Under the arrangement described, UCIL would set up a uranium recovery plant and extract uranium present in the tailings. The CMD said this would be “free of cost” in the sense that mining costs would be incurred by Hindustan Copper, and UCIL would return the tailings, which would then be placed back into the mine. He added that proposals were moving to boards, and that a plant would be set up in Ghatshila.
Capex and long-term scale-up plan to FY30
In an exchange filing-driven set of projections carried in reports, Hindustan Copper estimated FY27 capital expenditure at ₹1,421.73 crore, compared with ₹450.51 crore in FY26. Total capex planned up to FY30 was indicated at ₹7,188.60 crore.
The same disclosures mapped a scale-up in capacity from 3.81 MTPA to 12.20 MTPA by FY30, alongside a FY27 ore production estimate of about 4.71 MTPA and total milling capacity of 4.30 MTPA. For FY26, the company indicated ore production of 4.21 MTPA and milling capacity of 3.81 MTPA.
Profit guidance: filing projections versus CMD remarks
The projections shared in reports indicated an estimated FY26 PAT of ₹589 crore (up from ₹468.5 crore in FY25), and an FY27 PAT estimate of ₹600 crore, along with an FY27 dividend projection of ₹180 crore (FY26 dividend projection: ₹177 crore). The same set of projections referenced a FY30 PAT target of ₹1,568 crore and dividend of ₹470 crore.
In the CNBC-TV18 discussion, when asked about profit guidance, the CMD said the company is expected to do much better than FY25-26 and added that it would be “more than 1,000 crores” in the year, without providing a detailed calculation.
Market reaction and corporate updates
A May 15 headline noted Hindustan Copper shares were down 6% after market despite the record fiscal Q4 profit update. Separately, NSE price data cited in reports showed the stock closed 2.28% lower at ₹556.60 after a session where the prior close was ₹569.60.

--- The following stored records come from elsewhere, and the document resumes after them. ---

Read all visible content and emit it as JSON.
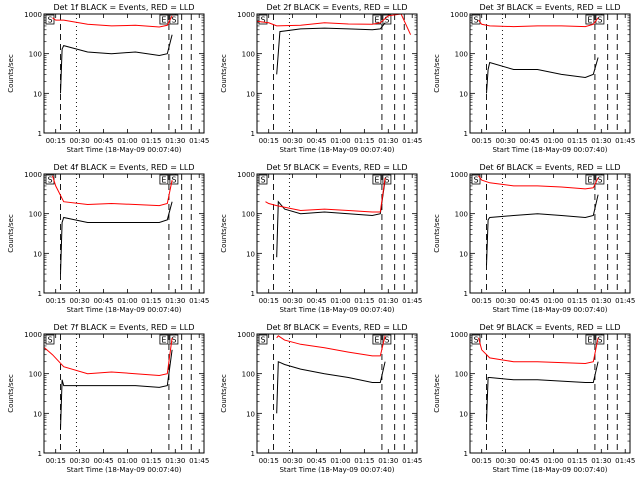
{
  "chart_data": [
    {
      "type": "line",
      "title": "Det 1f BLACK = Events, RED = LLD",
      "xlabel": "Start Time (18-May-09 00:07:40)",
      "ylabel": "Counts/sec",
      "yscale": "log",
      "ylim": [
        1,
        1000
      ],
      "x_ticks": [
        "00:15",
        "00:30",
        "00:45",
        "01:00",
        "01:15",
        "01:30",
        "01:45"
      ],
      "y_ticks": [
        "1",
        "10",
        "100",
        "1000"
      ],
      "markers": [
        "S",
        "E",
        "S"
      ],
      "series": [
        {
          "color": "#000000",
          "x": [
            "00:18",
            "00:19",
            "00:20",
            "00:35",
            "00:50",
            "01:05",
            "01:20",
            "01:25",
            "01:28"
          ],
          "y": [
            10,
            130,
            160,
            110,
            100,
            110,
            90,
            100,
            300
          ]
        },
        {
          "color": "#ff0000",
          "x": [
            "00:13",
            "00:15",
            "00:20",
            "00:35",
            "00:50",
            "01:05",
            "01:20",
            "01:25",
            "01:28"
          ],
          "y": [
            800,
            700,
            700,
            550,
            500,
            520,
            470,
            520,
            900
          ]
        }
      ]
    },
    {
      "type": "line",
      "title": "Det 2f BLACK = Events, RED = LLD",
      "xlabel": "Start Time (18-May-09 00:07:40)",
      "ylabel": "Counts/sec",
      "yscale": "log",
      "ylim": [
        1,
        1000
      ],
      "x_ticks": [
        "00:15",
        "00:30",
        "00:45",
        "01:00",
        "01:15",
        "01:30",
        "01:45"
      ],
      "y_ticks": [
        "1",
        "10",
        "100",
        "1000"
      ],
      "markers": [
        "S",
        "E",
        "S"
      ],
      "series": [
        {
          "color": "#000000",
          "x": [
            "00:20",
            "00:22",
            "00:35",
            "00:50",
            "01:05",
            "01:20",
            "01:25",
            "01:28"
          ],
          "y": [
            30,
            360,
            420,
            440,
            420,
            400,
            420,
            600
          ]
        },
        {
          "color": "#ff0000",
          "x": [
            "00:08",
            "00:15",
            "00:20",
            "00:35",
            "00:50",
            "01:05",
            "01:20",
            "01:25",
            "01:30",
            "01:38",
            "01:44"
          ],
          "y": [
            650,
            600,
            500,
            520,
            600,
            560,
            550,
            600,
            900,
            1000,
            300
          ]
        }
      ]
    },
    {
      "type": "line",
      "title": "Det 3f BLACK = Events, RED = LLD",
      "xlabel": "Start Time (18-May-09 00:07:40)",
      "ylabel": "Counts/sec",
      "yscale": "log",
      "ylim": [
        1,
        1000
      ],
      "x_ticks": [
        "00:15",
        "00:30",
        "00:45",
        "01:00",
        "01:15",
        "01:30",
        "01:45"
      ],
      "y_ticks": [
        "1",
        "10",
        "100",
        "1000"
      ],
      "markers": [
        "S",
        "E",
        "S"
      ],
      "series": [
        {
          "color": "#000000",
          "x": [
            "00:18",
            "00:19",
            "00:20",
            "00:35",
            "00:50",
            "01:05",
            "01:20",
            "01:25",
            "01:28"
          ],
          "y": [
            10,
            40,
            60,
            40,
            40,
            30,
            25,
            30,
            80
          ]
        },
        {
          "color": "#ff0000",
          "x": [
            "00:13",
            "00:15",
            "00:20",
            "00:35",
            "00:50",
            "01:05",
            "01:20",
            "01:25",
            "01:28"
          ],
          "y": [
            700,
            550,
            500,
            480,
            500,
            500,
            480,
            550,
            800
          ]
        }
      ]
    },
    {
      "type": "line",
      "title": "Det 4f BLACK = Events, RED = LLD",
      "xlabel": "Start Time (18-May-09 00:07:40)",
      "ylabel": "Counts/sec",
      "yscale": "log",
      "ylim": [
        1,
        1000
      ],
      "x_ticks": [
        "00:15",
        "00:30",
        "00:45",
        "01:00",
        "01:15",
        "01:30",
        "01:45"
      ],
      "y_ticks": [
        "1",
        "10",
        "100",
        "1000"
      ],
      "markers": [
        "S",
        "E",
        "S"
      ],
      "series": [
        {
          "color": "#000000",
          "x": [
            "00:18",
            "00:19",
            "00:20",
            "00:35",
            "00:50",
            "01:05",
            "01:20",
            "01:25",
            "01:28"
          ],
          "y": [
            3,
            60,
            80,
            60,
            60,
            60,
            60,
            70,
            200
          ]
        },
        {
          "color": "#ff0000",
          "x": [
            "00:13",
            "00:15",
            "00:20",
            "00:35",
            "00:50",
            "01:05",
            "01:20",
            "01:25",
            "01:28"
          ],
          "y": [
            900,
            500,
            200,
            170,
            180,
            170,
            160,
            180,
            700
          ]
        }
      ]
    },
    {
      "type": "line",
      "title": "Det 5f BLACK = Events, RED = LLD",
      "xlabel": "Start Time (18-May-09 00:07:40)",
      "ylabel": "Counts/sec",
      "yscale": "log",
      "ylim": [
        1,
        1000
      ],
      "x_ticks": [
        "00:15",
        "00:30",
        "00:45",
        "01:00",
        "01:15",
        "01:30",
        "01:45"
      ],
      "y_ticks": [
        "1",
        "10",
        "100",
        "1000"
      ],
      "markers": [
        "S",
        "E",
        "S"
      ],
      "series": [
        {
          "color": "#000000",
          "x": [
            "00:20",
            "00:21",
            "00:25",
            "00:35",
            "00:50",
            "01:05",
            "01:20",
            "01:25",
            "01:28"
          ],
          "y": [
            8,
            200,
            130,
            100,
            110,
            100,
            90,
            100,
            700
          ]
        },
        {
          "color": "#ff0000",
          "x": [
            "00:13",
            "00:15",
            "00:20",
            "00:35",
            "00:50",
            "01:05",
            "01:20",
            "01:25",
            "01:28"
          ],
          "y": [
            200,
            180,
            160,
            120,
            130,
            120,
            110,
            110,
            800
          ]
        }
      ]
    },
    {
      "type": "line",
      "title": "Det 6f BLACK = Events, RED = LLD",
      "xlabel": "Start Time (18-May-09 00:07:40)",
      "ylabel": "Counts/sec",
      "yscale": "log",
      "ylim": [
        1,
        1000
      ],
      "x_ticks": [
        "00:15",
        "00:30",
        "00:45",
        "01:00",
        "01:15",
        "01:30",
        "01:45"
      ],
      "y_ticks": [
        "1",
        "10",
        "100",
        "1000"
      ],
      "markers": [
        "S",
        "E",
        "S"
      ],
      "series": [
        {
          "color": "#000000",
          "x": [
            "00:18",
            "00:19",
            "00:20",
            "00:35",
            "00:50",
            "01:05",
            "01:20",
            "01:25",
            "01:28"
          ],
          "y": [
            5,
            70,
            80,
            90,
            100,
            90,
            80,
            90,
            300
          ]
        },
        {
          "color": "#ff0000",
          "x": [
            "00:13",
            "00:15",
            "00:20",
            "00:35",
            "00:50",
            "01:05",
            "01:20",
            "01:25",
            "01:28"
          ],
          "y": [
            900,
            700,
            600,
            500,
            500,
            470,
            420,
            450,
            800
          ]
        }
      ]
    },
    {
      "type": "line",
      "title": "Det 7f BLACK = Events, RED = LLD",
      "xlabel": "Start Time (18-May-09 00:07:40)",
      "ylabel": "Counts/sec",
      "yscale": "log",
      "ylim": [
        1,
        1000
      ],
      "x_ticks": [
        "00:15",
        "00:30",
        "00:45",
        "01:00",
        "01:15",
        "01:30",
        "01:45"
      ],
      "y_ticks": [
        "1",
        "10",
        "100",
        "1000"
      ],
      "markers": [
        "S",
        "E",
        "S"
      ],
      "series": [
        {
          "color": "#000000",
          "x": [
            "00:18",
            "00:19",
            "00:20",
            "00:35",
            "00:50",
            "01:05",
            "01:20",
            "01:25",
            "01:28"
          ],
          "y": [
            4,
            70,
            50,
            50,
            50,
            50,
            45,
            50,
            400
          ]
        },
        {
          "color": "#ff0000",
          "x": [
            "00:08",
            "00:13",
            "00:20",
            "00:35",
            "00:50",
            "01:05",
            "01:20",
            "01:25",
            "01:28"
          ],
          "y": [
            450,
            300,
            150,
            100,
            110,
            100,
            90,
            100,
            800
          ]
        }
      ]
    },
    {
      "type": "line",
      "title": "Det 8f BLACK = Events, RED = LLD",
      "xlabel": "Start Time (18-May-09 00:07:40)",
      "ylabel": "Counts/sec",
      "yscale": "log",
      "ylim": [
        1,
        1000
      ],
      "x_ticks": [
        "00:15",
        "00:30",
        "00:45",
        "01:00",
        "01:15",
        "01:30",
        "01:45"
      ],
      "y_ticks": [
        "1",
        "10",
        "100",
        "1000"
      ],
      "markers": [
        "S",
        "E",
        "S"
      ],
      "series": [
        {
          "color": "#000000",
          "x": [
            "00:20",
            "00:21",
            "00:25",
            "00:35",
            "00:50",
            "01:05",
            "01:20",
            "01:25",
            "01:28"
          ],
          "y": [
            10,
            200,
            170,
            130,
            100,
            80,
            60,
            60,
            200
          ]
        },
        {
          "color": "#ff0000",
          "x": [
            "00:20",
            "00:21",
            "00:25",
            "00:35",
            "00:50",
            "01:05",
            "01:20",
            "01:25",
            "01:28"
          ],
          "y": [
            800,
            900,
            700,
            550,
            450,
            350,
            280,
            280,
            900
          ]
        }
      ]
    },
    {
      "type": "line",
      "title": "Det 9f BLACK = Events, RED = LLD",
      "xlabel": "Start Time (18-May-09 00:07:40)",
      "ylabel": "Counts/sec",
      "yscale": "log",
      "ylim": [
        1,
        1000
      ],
      "x_ticks": [
        "00:15",
        "00:30",
        "00:45",
        "01:00",
        "01:15",
        "01:30",
        "01:45"
      ],
      "y_ticks": [
        "1",
        "10",
        "100",
        "1000"
      ],
      "markers": [
        "S",
        "E",
        "S"
      ],
      "series": [
        {
          "color": "#000000",
          "x": [
            "00:18",
            "00:19",
            "00:20",
            "00:35",
            "00:50",
            "01:05",
            "01:20",
            "01:25",
            "01:28"
          ],
          "y": [
            6,
            80,
            80,
            70,
            70,
            65,
            60,
            60,
            200
          ]
        },
        {
          "color": "#ff0000",
          "x": [
            "00:13",
            "00:15",
            "00:20",
            "00:35",
            "00:50",
            "01:05",
            "01:20",
            "01:25",
            "01:28"
          ],
          "y": [
            800,
            400,
            250,
            200,
            200,
            190,
            180,
            200,
            800
          ]
        }
      ]
    }
  ]
}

The broader news flow also included a management update: Shri Purshotam Das Bohra, General Manager (Mining), HCL, was designated as Unit Head of the Khetri Copper Complex (KCC) on 13.05.2026.
Key figures at a glance
Why the developments matter
The FY26 results underline the operating leverage in Hindustan Copper’s model when volumes and realisations move up together, visible in the improvement in EBITDA margin and the near-doubling of profits. For investors, the FY27 ore production guidance and the mine-wise split provide a clearer picture of where near-term volume growth is expected to come from.
The capex jump in FY27, alongside the stated capacity expansion plan to 12.20 MTPA by FY30, places execution at mines and processing units at the centre of the company’s near-to-medium-term narrative. Meanwhile, the UCIL tie-up signals an effort to create value from mine waste streams, although the timeline and economic contribution would depend on plant commissioning and recovery outcomes, which were not quantified in the updates.
Conclusion
Hindustan Copper closed FY26 with record revenue and profits, backed by higher production and improved operating margins. For FY27, the company has flagged higher ore production, maintained margin intent, and progress on a uranium recovery initiative with UCIL at Ghatshila. The next set of milestones will be tracked through board approvals for the uranium recovery plant and execution against the FY27 production and capex plan.